Nato's performance in Libya has exposed the weakness of the Western military alliance, US Defence Secretary Robert Gates said today in a blunt farewell address in Brussels.
In his final policy speech as Pentagon chief, Mr Gates said: "The mightiest military alliance in history is only 11 weeks into an operation against a poorly armed regime in a sparsely populated country, yet many allies are beginning to run short of munitions, requiring the US, once more, to make up the difference."
A Nato air operations centre designed to handle more than 300 flights a day is struggling to launch about 150 a day against Libya, he moaned.
Nato's 28 member states unanimously backed the decision in March to go to war in Libya.
But Mr Gates noted that just eight Nato states are participating in the conflict - and fewer than a third are conducting airstrikes against ground targets.
"Frankly, many of those allies sitting on the sidelines do so not because they do not want to participate, but simply because they cannot," Mr Gates claimed.
He said: "The military capabilities simply aren't there."
Mr Gates said that Nato members' failure to ramp up military spending in the wake of the collapse of the Soviet Union and the socialist bloc in Europe could hasten the end of crucial US support.

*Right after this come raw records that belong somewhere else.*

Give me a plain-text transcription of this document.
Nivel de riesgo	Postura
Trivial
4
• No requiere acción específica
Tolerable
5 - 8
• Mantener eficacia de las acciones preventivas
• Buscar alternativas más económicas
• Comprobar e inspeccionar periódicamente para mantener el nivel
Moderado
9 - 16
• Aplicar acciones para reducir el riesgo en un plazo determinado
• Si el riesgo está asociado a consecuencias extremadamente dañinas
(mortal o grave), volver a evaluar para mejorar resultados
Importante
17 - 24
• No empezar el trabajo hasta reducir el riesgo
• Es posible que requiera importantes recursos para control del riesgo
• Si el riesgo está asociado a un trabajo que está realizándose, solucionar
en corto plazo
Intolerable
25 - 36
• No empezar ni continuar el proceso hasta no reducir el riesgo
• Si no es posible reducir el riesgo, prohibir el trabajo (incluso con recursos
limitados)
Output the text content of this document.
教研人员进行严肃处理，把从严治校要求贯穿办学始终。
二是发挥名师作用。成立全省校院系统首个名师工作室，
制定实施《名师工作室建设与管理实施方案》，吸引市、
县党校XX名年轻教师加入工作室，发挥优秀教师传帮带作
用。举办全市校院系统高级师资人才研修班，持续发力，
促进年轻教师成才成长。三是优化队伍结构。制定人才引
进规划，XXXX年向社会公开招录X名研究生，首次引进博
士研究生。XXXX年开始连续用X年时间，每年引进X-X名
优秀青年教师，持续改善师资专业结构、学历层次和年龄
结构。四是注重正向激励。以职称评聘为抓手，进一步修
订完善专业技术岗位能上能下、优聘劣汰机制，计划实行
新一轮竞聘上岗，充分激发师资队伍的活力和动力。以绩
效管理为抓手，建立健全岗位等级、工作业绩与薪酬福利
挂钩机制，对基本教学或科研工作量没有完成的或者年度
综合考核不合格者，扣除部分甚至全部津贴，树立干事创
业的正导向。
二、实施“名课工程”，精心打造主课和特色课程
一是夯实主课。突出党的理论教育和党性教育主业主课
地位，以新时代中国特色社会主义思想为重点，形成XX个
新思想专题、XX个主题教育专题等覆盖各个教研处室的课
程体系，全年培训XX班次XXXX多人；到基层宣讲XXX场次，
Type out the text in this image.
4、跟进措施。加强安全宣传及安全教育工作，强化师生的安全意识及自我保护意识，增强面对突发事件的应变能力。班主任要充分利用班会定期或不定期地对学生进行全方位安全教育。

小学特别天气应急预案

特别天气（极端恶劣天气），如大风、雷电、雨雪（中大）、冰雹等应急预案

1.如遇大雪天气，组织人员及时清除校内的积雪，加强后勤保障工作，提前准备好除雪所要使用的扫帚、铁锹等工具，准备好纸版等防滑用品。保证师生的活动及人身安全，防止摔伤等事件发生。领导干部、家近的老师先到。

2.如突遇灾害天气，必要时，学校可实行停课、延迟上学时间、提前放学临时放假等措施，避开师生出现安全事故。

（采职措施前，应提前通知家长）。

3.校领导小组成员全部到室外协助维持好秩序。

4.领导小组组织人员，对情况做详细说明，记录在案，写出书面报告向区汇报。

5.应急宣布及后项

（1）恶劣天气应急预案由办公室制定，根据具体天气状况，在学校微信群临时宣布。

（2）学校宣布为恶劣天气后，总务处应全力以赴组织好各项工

"Future US political leaders - those for whom the cold war was not the formative experience that it was for me - may not consider the return on America's investment in Nato worth the cost.
"The blunt reality is that there will be dwindling appetite and patience in the US Congress - and in the American body politic writ large - to expend increasingly precious funds on behalf of nations that are apparently unwilling to devote the necessary resources or make the necessary changes to be serious and capable partners."
The Communist Party of the Russian Federation accused Western states of "actively co-operating with the international terrorists" and "banditry" on Thursday after it emerged that the "Libya contact group," which includes Britain, France and the US as well as some Arab states, has promised to lend insurgents $1 billion (£616 million) to bolster their regime change campaign in the oil-rich state.
"The 'rebels' are actually Nato's auxiliary forces, sort of a private army of the West," the CPRF said.
"The only way out of the present-day tragic situation is to put an end to the Nato intervention as well as to halt the financial and political support of the mercenaries."